Real-time quality feedback on Doppler data for community midwives using edge-AI.
Mohsen Motie-Shirazi, Sepideh Nikookar, Mohammad Ahmad, Alireza Rafiei, Reza Sameni, Peter Rohloff, Gari D Clifford, Nasim Katebi
Abstract
Open AccessThis study presents a technical framework for real-time fetal Doppler data quality assessment using deep learning and edge-AI, designed to improve data collection and support future clinical studies in low-resource settings. Integrated into a low-cost, edge-computing system co-designed with Indigenous midwives in rural Guatemala, our solution utilizes an Android phone for data acquisition and decision support. Retrospective analysis demonstrates the potential to detect fetal growth restriction, hypertension, and other pregnancy-related conditions using Doppler-based fetal cardiac signals. To ensure accurate assessments and provide immediate feedback, a real-time signal quality metric is essential. We analyzed two fetal Doppler datasets: 191 recordings, captured in rural Guatemala, for training and validation, and five captured in a German hospital (in Leipzig) for testing.
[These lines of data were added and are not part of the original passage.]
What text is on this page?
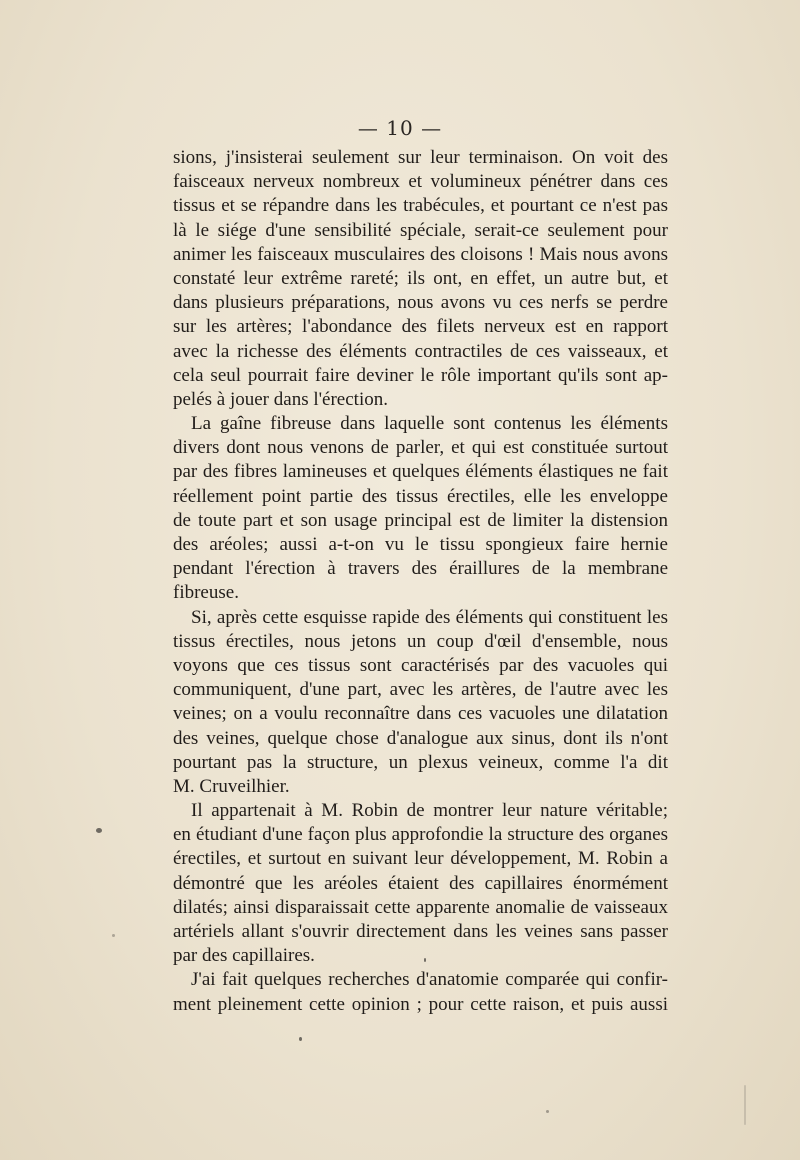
— 10 —
sions, j'insisterai seulement sur leur terminaison. On voit des
faisceaux nerveux nombreux et volumineux pénétrer dans ces
tissus et se répandre dans les trabécules, et pourtant ce n'est pas
là le siége d'une sensibilité spéciale, serait-ce seulement pour
animer les faisceaux musculaires des cloisons ! Mais nous avons
constaté leur extrême rareté; ils ont, en effet, un autre but, et
dans plusieurs préparations, nous avons vu ces nerfs se perdre
sur les artères; l'abondance des filets nerveux est en rapport
avec la richesse des éléments contractiles de ces vaisseaux, et
cela seul pourrait faire deviner le rôle important qu'ils sont ap-
pelés à jouer dans l'érection.
La gaîne fibreuse dans laquelle sont contenus les éléments
divers dont nous venons de parler, et qui est constituée surtout
par des fibres lamineuses et quelques éléments élastiques ne fait
réellement point partie des tissus érectiles, elle les enveloppe
de toute part et son usage principal est de limiter la distension
des aréoles; aussi a-t-on vu le tissu spongieux faire hernie
pendant l'érection à travers des éraillures de la membrane
fibreuse.
Si, après cette esquisse rapide des éléments qui constituent les
tissus érectiles, nous jetons un coup d'œil d'ensemble, nous
voyons que ces tissus sont caractérisés par des vacuoles qui
communiquent, d'une part, avec les artères, de l'autre avec les
veines; on a voulu reconnaître dans ces vacuoles une dilatation
des veines, quelque chose d'analogue aux sinus, dont ils n'ont
pourtant pas la structure, un plexus veineux, comme l'a dit
M. Cruveilhier.
Il appartenait à M. Robin de montrer leur nature véritable;
en étudiant d'une façon plus approfondie la structure des organes
érectiles, et surtout en suivant leur développement, M. Robin a
démontré que les aréoles étaient des capillaires énormément
dilatés; ainsi disparaissait cette apparente anomalie de vaisseaux
artériels allant s'ouvrir directement dans les veines sans passer
par des capillaires.
J'ai fait quelques recherches d'anatomie comparée qui confir-
ment pleinement cette opinion ; pour cette raison, et puis aussi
The data were segmented into 3.75 s intervals, and categorized into five quality levels: good, poor, radiofrequency interference, talking, and silent. A deep neural network was trained on these segments, achieving a micro F 1 score of 97.4% and a macro F 1 score of 94.2%, with 99.2% accuracy for 'Good' quality in the Guatemala dataset, based on five-fold cross-validation. For the Leipzig dataset, the F 1 score was 93.3% on 'Good' quality segments, demonstrating the model's ability to generalize across different datasets. By implementing the algorithm within an Android decision-support application in an mHealth framework, we have enabled real-time feedback during signal acquisition, improving data quality at the source. This scalable, edge mHealth solution offers significant potential to enhance maternal and fetal health monitoring in the Global South, contributing to global health efforts through the integration of mobile technology, AI, and healthcare.